Ministry officers, PA staff punished over irregularities, Latest Singapore News - The New Paper

Ministry officers, PA staff punished over irregularities

MCCY officers had admitted to fabricating claims records

Two Ministry of Culture, Community and Youth (MCCY) officers were issued official warnings and their performance assessments affected after they admitted to fabricating claims records.

In separate cases, People's Association (PA) staff who may have falsified quotations and doctored documents were suspended from duties.

Irregularities in contractors' records provided to the Ministry of Home Affairs (MHA) led to one contractor being charged in court and the other given a 12-month conditional warning.

Two officers are also undergoing internal investigations for a lack of due diligence, said Second Minister for Finance Indranee Rajah yesterday.

Investigations are ongoing at two other agencies - the Ministry of Education (MOE) and Housing Board, she added.

Ms Indranee was responding to questions by Workers' Party chief Pritam Singh and Mr Yip Hon Weng (Yio Chu Kang) on recurring lapses uncovered by the Auditor-General's Office (AGO).

The five agencies were flagged by AGO for irregularities and possible falsification of documents, in its July report on government accounts for the 2020/2021 financial year.

The AGO noted some supporting documents for claims in MCCY appeared to have been photocopies, with alterations made to the dates and duration of services rendered.

At MOE and MHA, there were supporting documents possibly created or backdated to satisfy queries.


For the HDB, quotations for some items could have been created or altered to give the impression that they were obtained from other suppliers.

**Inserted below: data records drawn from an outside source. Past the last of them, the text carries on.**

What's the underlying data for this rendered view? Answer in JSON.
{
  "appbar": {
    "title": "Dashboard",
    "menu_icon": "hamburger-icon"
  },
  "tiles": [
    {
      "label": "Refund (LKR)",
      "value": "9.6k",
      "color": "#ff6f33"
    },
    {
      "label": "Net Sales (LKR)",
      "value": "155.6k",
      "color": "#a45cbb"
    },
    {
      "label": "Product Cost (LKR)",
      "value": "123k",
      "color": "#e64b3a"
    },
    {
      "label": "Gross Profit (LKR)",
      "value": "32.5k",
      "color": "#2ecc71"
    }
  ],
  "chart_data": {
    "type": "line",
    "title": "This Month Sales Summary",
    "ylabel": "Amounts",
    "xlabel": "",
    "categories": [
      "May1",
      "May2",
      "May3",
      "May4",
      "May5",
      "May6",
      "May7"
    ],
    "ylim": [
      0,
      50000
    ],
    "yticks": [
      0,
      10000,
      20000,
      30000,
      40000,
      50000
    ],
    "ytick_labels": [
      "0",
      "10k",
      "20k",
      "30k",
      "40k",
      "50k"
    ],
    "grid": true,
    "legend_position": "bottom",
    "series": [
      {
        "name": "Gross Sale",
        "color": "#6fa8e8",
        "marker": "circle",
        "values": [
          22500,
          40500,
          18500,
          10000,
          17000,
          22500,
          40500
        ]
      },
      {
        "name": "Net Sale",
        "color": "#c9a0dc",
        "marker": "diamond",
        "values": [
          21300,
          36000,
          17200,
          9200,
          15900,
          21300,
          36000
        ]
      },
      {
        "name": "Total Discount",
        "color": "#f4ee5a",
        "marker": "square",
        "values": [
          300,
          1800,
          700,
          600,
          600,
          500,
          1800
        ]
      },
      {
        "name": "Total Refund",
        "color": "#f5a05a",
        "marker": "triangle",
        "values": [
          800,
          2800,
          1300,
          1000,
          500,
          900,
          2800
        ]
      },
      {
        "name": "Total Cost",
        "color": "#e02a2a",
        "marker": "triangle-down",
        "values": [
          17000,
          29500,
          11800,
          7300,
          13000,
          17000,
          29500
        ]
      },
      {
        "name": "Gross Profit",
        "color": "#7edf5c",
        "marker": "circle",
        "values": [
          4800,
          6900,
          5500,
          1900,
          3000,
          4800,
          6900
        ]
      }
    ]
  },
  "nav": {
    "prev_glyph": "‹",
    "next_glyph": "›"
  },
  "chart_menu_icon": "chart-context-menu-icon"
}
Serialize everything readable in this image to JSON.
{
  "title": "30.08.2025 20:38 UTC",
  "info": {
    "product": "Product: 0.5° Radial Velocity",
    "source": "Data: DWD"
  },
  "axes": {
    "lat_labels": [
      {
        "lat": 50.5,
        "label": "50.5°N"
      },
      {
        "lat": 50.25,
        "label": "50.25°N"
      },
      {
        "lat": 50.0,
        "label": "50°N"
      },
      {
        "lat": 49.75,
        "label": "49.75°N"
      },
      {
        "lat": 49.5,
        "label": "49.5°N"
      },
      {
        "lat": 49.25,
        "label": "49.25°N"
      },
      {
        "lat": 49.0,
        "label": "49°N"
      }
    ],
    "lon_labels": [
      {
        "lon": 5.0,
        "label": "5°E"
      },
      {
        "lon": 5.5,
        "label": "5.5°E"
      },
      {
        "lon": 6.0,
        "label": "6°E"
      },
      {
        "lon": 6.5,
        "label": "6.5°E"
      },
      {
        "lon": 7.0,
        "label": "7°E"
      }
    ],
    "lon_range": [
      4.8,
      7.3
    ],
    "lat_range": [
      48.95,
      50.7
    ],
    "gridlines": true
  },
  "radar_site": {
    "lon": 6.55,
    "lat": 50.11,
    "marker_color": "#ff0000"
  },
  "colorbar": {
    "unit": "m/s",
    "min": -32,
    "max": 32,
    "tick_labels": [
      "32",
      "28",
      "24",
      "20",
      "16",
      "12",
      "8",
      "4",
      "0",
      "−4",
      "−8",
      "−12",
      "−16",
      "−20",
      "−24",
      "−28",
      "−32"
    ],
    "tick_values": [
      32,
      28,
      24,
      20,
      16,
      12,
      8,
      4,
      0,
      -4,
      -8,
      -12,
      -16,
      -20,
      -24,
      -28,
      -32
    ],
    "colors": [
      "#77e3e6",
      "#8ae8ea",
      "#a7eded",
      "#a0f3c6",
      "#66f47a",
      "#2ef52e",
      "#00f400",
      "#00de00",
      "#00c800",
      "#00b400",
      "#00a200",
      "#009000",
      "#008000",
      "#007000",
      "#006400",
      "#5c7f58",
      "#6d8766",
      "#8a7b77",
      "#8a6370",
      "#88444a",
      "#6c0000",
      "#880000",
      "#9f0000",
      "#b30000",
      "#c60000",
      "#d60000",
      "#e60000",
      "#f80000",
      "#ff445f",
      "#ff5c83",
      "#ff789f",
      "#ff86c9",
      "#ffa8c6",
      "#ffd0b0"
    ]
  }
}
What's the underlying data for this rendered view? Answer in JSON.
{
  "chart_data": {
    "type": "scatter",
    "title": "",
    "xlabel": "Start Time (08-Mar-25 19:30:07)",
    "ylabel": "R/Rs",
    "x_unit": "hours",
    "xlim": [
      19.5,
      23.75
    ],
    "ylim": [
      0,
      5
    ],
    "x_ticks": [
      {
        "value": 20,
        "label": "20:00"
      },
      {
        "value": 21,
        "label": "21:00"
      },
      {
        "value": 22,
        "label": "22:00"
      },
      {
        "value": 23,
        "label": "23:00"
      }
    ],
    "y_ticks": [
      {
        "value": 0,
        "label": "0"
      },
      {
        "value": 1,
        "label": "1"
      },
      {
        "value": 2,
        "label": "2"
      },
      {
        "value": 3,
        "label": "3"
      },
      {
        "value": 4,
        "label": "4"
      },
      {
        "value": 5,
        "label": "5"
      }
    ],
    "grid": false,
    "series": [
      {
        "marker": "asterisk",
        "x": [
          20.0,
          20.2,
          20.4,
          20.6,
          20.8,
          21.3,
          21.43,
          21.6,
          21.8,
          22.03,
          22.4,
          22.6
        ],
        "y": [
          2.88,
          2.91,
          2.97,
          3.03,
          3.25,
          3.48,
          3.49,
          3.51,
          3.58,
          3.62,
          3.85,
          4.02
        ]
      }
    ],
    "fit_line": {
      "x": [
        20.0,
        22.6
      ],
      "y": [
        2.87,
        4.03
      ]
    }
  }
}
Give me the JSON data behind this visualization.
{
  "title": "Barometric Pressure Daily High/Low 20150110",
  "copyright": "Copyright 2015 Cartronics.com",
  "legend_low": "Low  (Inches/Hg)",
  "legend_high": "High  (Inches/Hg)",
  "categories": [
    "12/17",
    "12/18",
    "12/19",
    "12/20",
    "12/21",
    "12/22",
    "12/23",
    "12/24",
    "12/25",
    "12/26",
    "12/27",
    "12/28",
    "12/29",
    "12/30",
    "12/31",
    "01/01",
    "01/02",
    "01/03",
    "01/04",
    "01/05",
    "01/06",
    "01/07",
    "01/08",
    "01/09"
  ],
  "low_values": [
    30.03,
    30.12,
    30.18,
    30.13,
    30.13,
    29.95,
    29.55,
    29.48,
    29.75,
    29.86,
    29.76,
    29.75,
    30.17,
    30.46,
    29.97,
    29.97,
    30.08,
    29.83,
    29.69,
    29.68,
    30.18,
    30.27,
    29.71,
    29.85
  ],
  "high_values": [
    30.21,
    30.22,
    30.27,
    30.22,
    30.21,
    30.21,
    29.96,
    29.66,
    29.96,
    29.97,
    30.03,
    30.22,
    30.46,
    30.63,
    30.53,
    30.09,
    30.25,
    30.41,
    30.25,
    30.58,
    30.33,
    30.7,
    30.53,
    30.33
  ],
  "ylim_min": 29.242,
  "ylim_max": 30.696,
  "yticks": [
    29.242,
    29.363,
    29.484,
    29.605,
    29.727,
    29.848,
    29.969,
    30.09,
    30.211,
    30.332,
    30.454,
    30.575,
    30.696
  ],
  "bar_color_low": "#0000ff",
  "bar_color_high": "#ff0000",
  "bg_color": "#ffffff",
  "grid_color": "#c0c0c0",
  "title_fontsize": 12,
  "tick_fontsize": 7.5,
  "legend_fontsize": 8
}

At the PA, possible irregularities suggested falsification of quotations, alteration of hard-copy payment supporting details and the creation and backdating of documents.

Ms Indranee said two MCCY officers have admitted to fabricating claims records for services rendered by external parties.

The officers could not locate the records when asked by the AGO. But the investigation showed that the claims were valid, and services were in fact rendered.

"While the claims were real, the conduct of the officers in fabricating the claims records was wrong," she explained.

Human errors and process gaps will happen from time to time, she added, given that there are 150,000 officers in the public service handling hundreds of thousands of transactions each year, and more than 2,000 government information technology systems built over the years by different vendors and using different technologies.

To improve processes and officers' capabilities, Ms Indranee said more central IT infrastructure and common services are being deployed.

Agencies regularly review and strengthen their own processes and systems to mitigate agency-level risks, she added.

Ms Indranee emphasised that integrity is a core value of the public service, and it will continue to uphold strict standards to ensure accountability in the use of public funds.